Le vide aspirant de l’oculus (Daniel Blaufuks)

Daniel Blaufuks, Houve um tempo em que estàvamos todos vivos, 2018

en espagnol

La dernière exposition de Daniel Blaufuks (à la galerie Carlos Carvalho, jusqu’au 19 mai) semble indiquer une évolution intéressante, que sa série Tentative d’épuisement avait déjà initiée. On peut en effet la percevoir sur trois plans différents. Le premier serait, conformément au discours de l’artiste, de la voir en effet comme la suite d’un cauchemar où il a rêvé que nombre de ses amis sont morts, et qui donne son titre à l’exposition : « Il y eut un temps où nous êtions tous vivants ». On est bien là dans le registre du temps, de la mémoire, du deuil, de la mélancolie et de la méditation, dont nous sommes familiers dans son oeuvre.

Daniel Blaufuks, Houve um tempo em que estàvamos todos vivos, 2018

Une seconde approche serait plutôt historique : ce que nous voyons là, c’est l’oculus du Panthéon romain, ce trou de 8.7 mètres de diamètre, à 43.3 mètres du sol, prouesse architecturale inégalée et endroit symbolique à plus d’un titre. C’est ici que Romulus disparut dans les cieux, c’est ici qu’Agrippa édifia un temple à tous les dieux. Hadrien en fit un monument au syncrétisme, tout en y rendant la justice, et « la prière s’échapperait comme une fumée vers ce vide où nous mettons les dieux » lui fait dire Marguerite Yourcenar. Devenu église chrétienne, il accueille des reliques (un sacrilège aux yeux des anciens Romains), Raphael s’y fait enterrer, Annibal Carrache aussi, et deux rois d’Italie (ce qui en fit parfois un lieu de manifestations monarchiques). C’est un lieu plein de symboles, cube et sphère, carré et cercle, perfections pythagoriciennes et nombre parfait; c’est aussi une sorte de cadran solaire inversé (car c’est la lumière et non l’ombre qui marque les heures), comme le montre cet ensemble photographique en couleur négative (il en est deux autres identiques, en couleur et en noir et blanc), et le soleil illumine la porte le 21 avril, jour de la fondation de Rome. On comprend bien en quoi cette densité historique peut intéresser l’artiste et comment un songe sur la mort et l’immortalité peut s’inscrire dans cet endroit chargé de mémoire.

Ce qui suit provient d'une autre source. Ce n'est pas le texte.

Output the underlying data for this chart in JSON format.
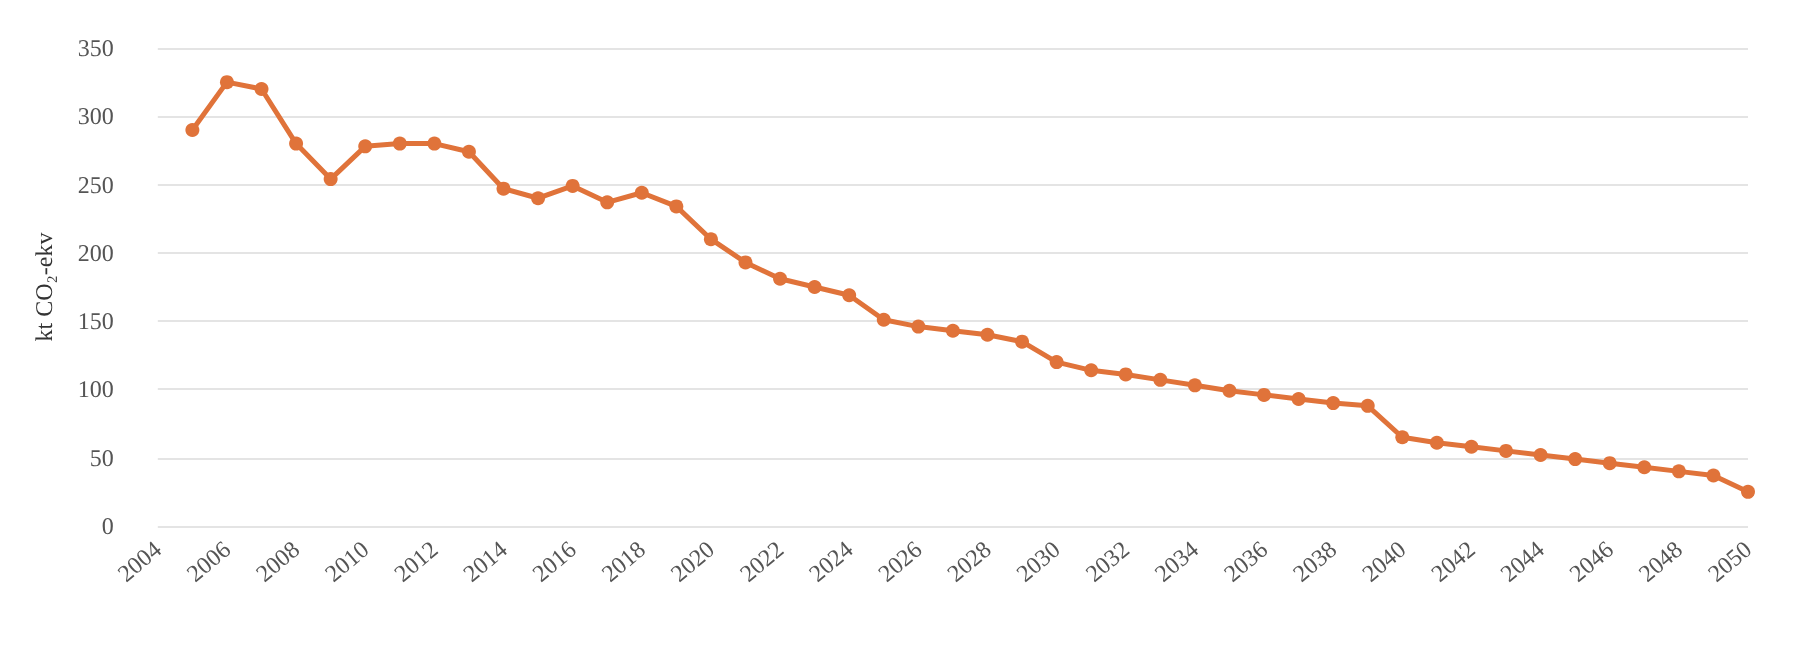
{
  "chart_data": {
    "type": "line",
    "ylabel": "kt CO₂-ekv",
    "categories": [
      "2004",
      null,
      "2006",
      null,
      "2008",
      null,
      "2010",
      null,
      "2012",
      null,
      "2014",
      null,
      "2016",
      null,
      "2018",
      null,
      "2020",
      null,
      "2022",
      null,
      "2024",
      null,
      "2026",
      null,
      "2028",
      null,
      "2030",
      null,
      "2032",
      null,
      "2034",
      null,
      "2036",
      null,
      "2038",
      null,
      "2040",
      null,
      "2042",
      null,
      "2044",
      null,
      "2046",
      null,
      "2048",
      null,
      "2050"
    ],
    "series": [
      {
        "color": "#e0733a",
        "values": [
          null,
          290,
          325,
          320,
          280,
          254,
          278,
          280,
          280,
          274,
          247,
          240,
          249,
          237,
          244,
          234,
          210,
          193,
          181,
          175,
          169,
          151,
          146,
          143,
          140,
          135,
          120,
          114,
          111,
          107,
          103,
          99,
          96,
          93,
          90,
          88,
          65,
          61,
          58,
          55,
          52,
          49,
          46,
          43,
          40,
          37,
          25
        ]
      }
    ],
    "ylim": [
      0,
      350
    ],
    "yticks": [
      0,
      50,
      100,
      150,
      200,
      250,
      300,
      350
    ],
    "grid": "y",
    "marker": "circle",
    "line_style": "solid"
  }
}
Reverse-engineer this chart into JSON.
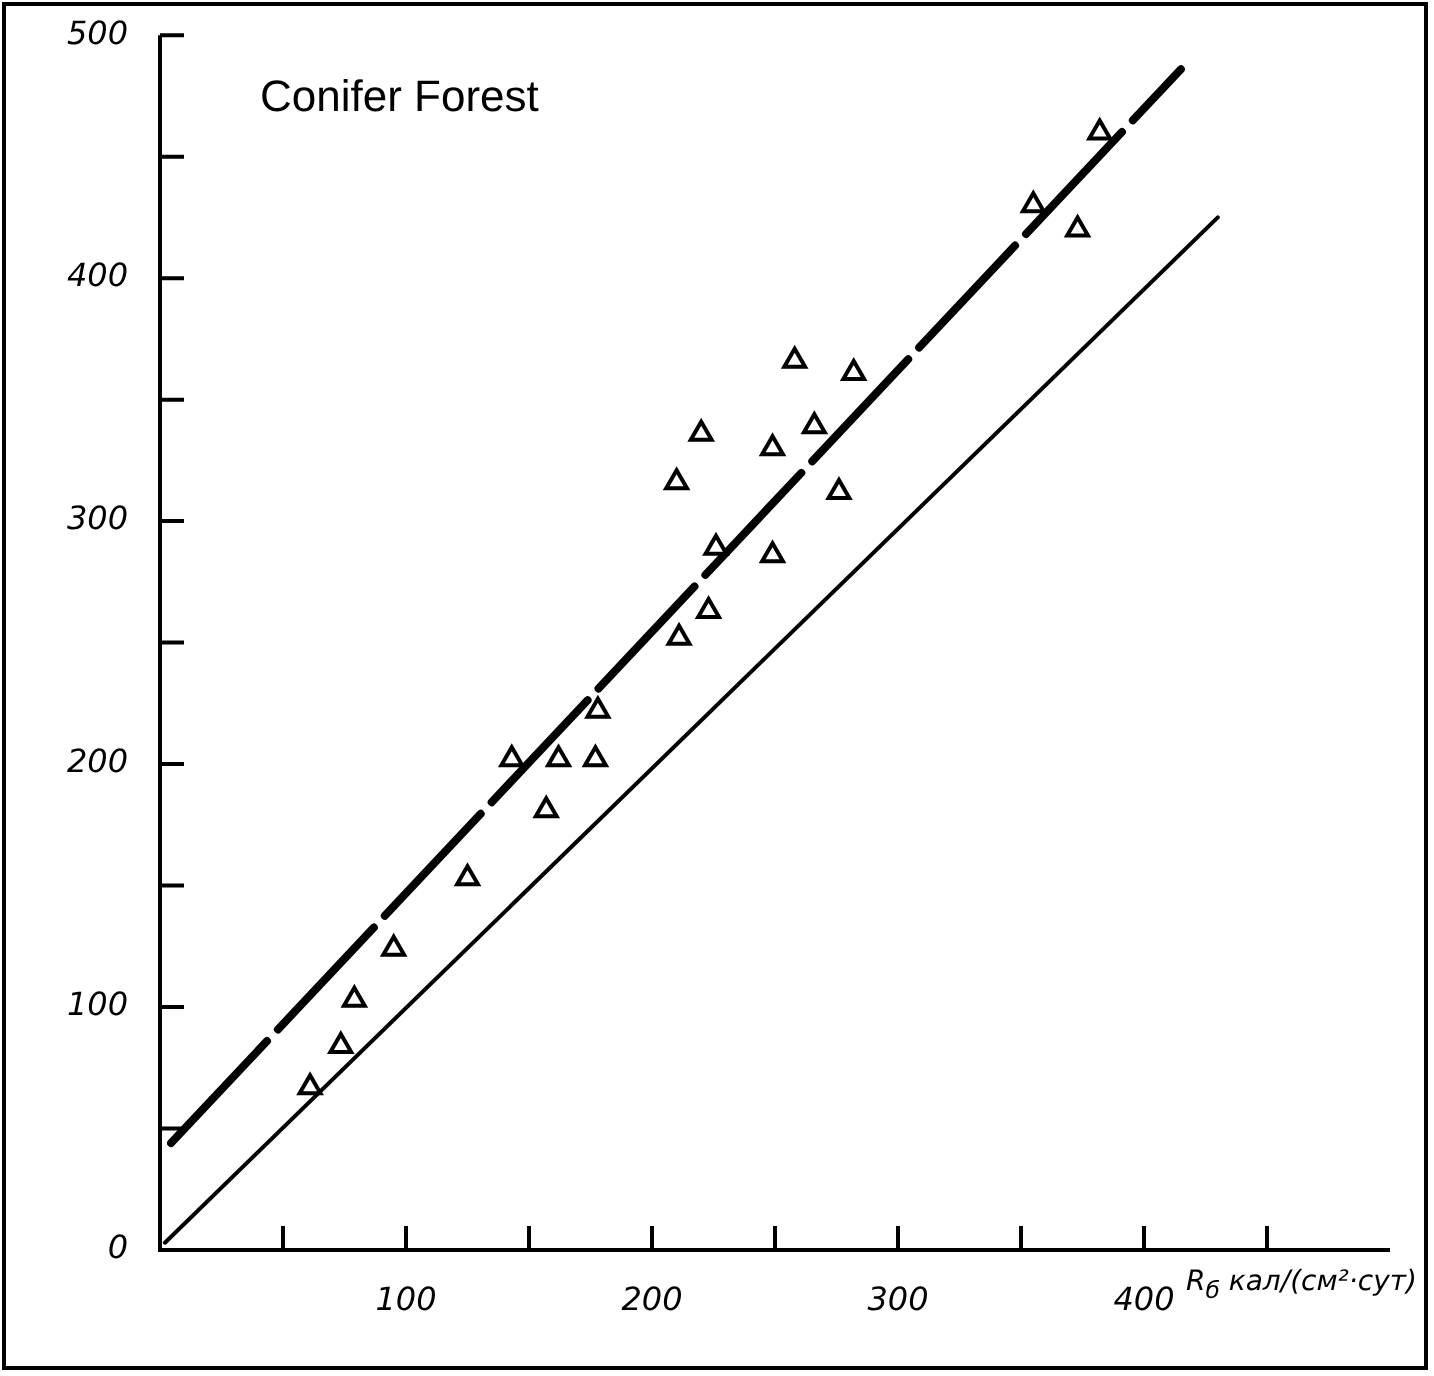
{
  "chart_data": {
    "type": "scatter",
    "title": "Conifer Forest",
    "xlabel": "R$_{б}$ кал/(см²·сут)",
    "xlim": [
      0,
      500
    ],
    "ylim": [
      0,
      500
    ],
    "xticks": [
      {
        "value": 50,
        "label": null
      },
      100,
      {
        "value": 150,
        "label": null
      },
      200,
      {
        "value": 250,
        "label": null
      },
      300,
      {
        "value": 350,
        "label": null
      },
      400,
      {
        "value": 450,
        "label": null
      }
    ],
    "yticks": [
      0,
      {
        "value": 50,
        "label": null
      },
      100,
      {
        "value": 150,
        "label": null
      },
      200,
      {
        "value": 250,
        "label": null
      },
      300,
      {
        "value": 350,
        "label": null
      },
      400,
      {
        "value": 450,
        "label": null
      },
      500
    ],
    "marker": "triangle",
    "series": [
      {
        "type": "scatter",
        "color": "#000000",
        "x": [
          61,
          73.5,
          79,
          95,
          125,
          143,
          157,
          162,
          177,
          178,
          210,
          211,
          220,
          223,
          226,
          249,
          249,
          258,
          266,
          276,
          282,
          355,
          373,
          382
        ],
        "values": [
          67,
          84,
          103,
          124,
          153,
          202,
          181,
          202,
          202,
          222,
          316,
          252,
          336,
          263,
          289,
          330,
          286,
          366,
          339,
          312,
          361,
          430,
          420,
          460
        ]
      },
      {
        "type": "line",
        "color": "#000000",
        "marker": "none",
        "line_style": "dashed",
        "x": [
          4.5,
          415
        ],
        "values": [
          44,
          486
        ]
      },
      {
        "type": "line",
        "color": "#000000",
        "marker": "none",
        "line_style": "solid",
        "x": [
          2,
          430
        ],
        "values": [
          3,
          425
        ]
      }
    ]
  }
}
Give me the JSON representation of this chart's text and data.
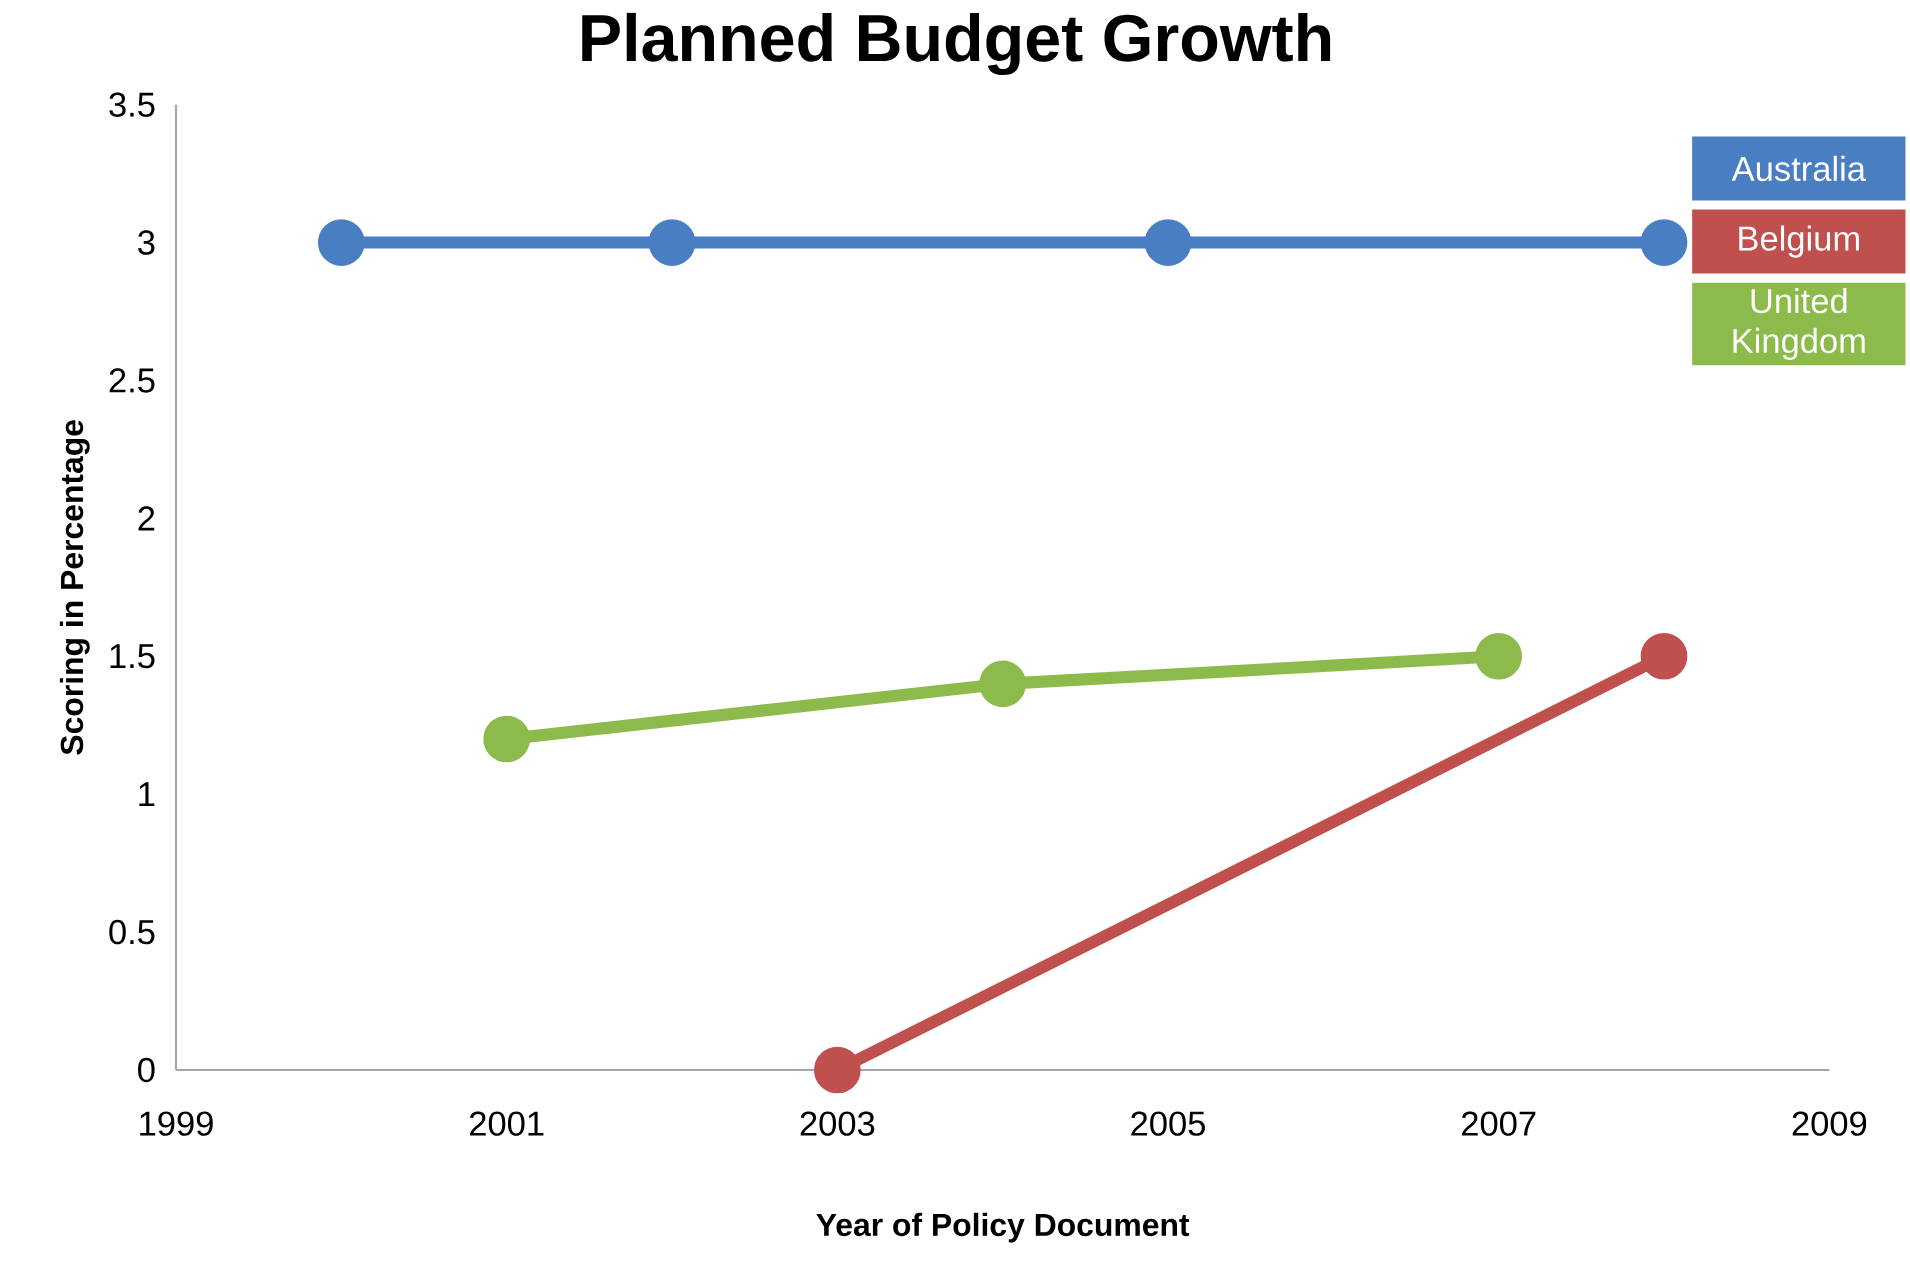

Daniel Blaufuks, Houve um tempo em que estàvamos todos vivos, 2018

Mais, plus que tout, je vois là une recherche de cinéma expérimental : sur trois écrans juxtaposés, la même image de l’oculus pris dans l’objectif d’une caméra virevoltante. Un film est en couleur, un autre en noir et blanc et le troisième, d’angle, est en couleur inversée (l’oculus y est donc noir). L’oculus et les rangées de caissons de la coupole sont le seul objet filmé, et on l’oublie presque, se concentrant bientôt sur la seule construction de l’image. Non seulement les mouvements de la caméra ne cessent de perturber et de bousculer la vision, mais l’image se dédouble, se multiplie, en symétries horizontales et verticales, créant un tourbillon visuel hypnotisant. Ainsi travaillé, l’oculus devient mandorle, pupille, obturateur, il est une ouverture au delà de l’écran, un vide aspirant. Et le son, fait du brouhaha des visiteurs, enveloppe le tout dans un bourdonnement lancinant. On peut oublier, et le rêve de l’artiste, et l’histoire du Panthéon, et se laisser prendre par cette oeuvre formelle, abstraite et pure, qui ne conte plus une histoire, mais qui existe en elle-même.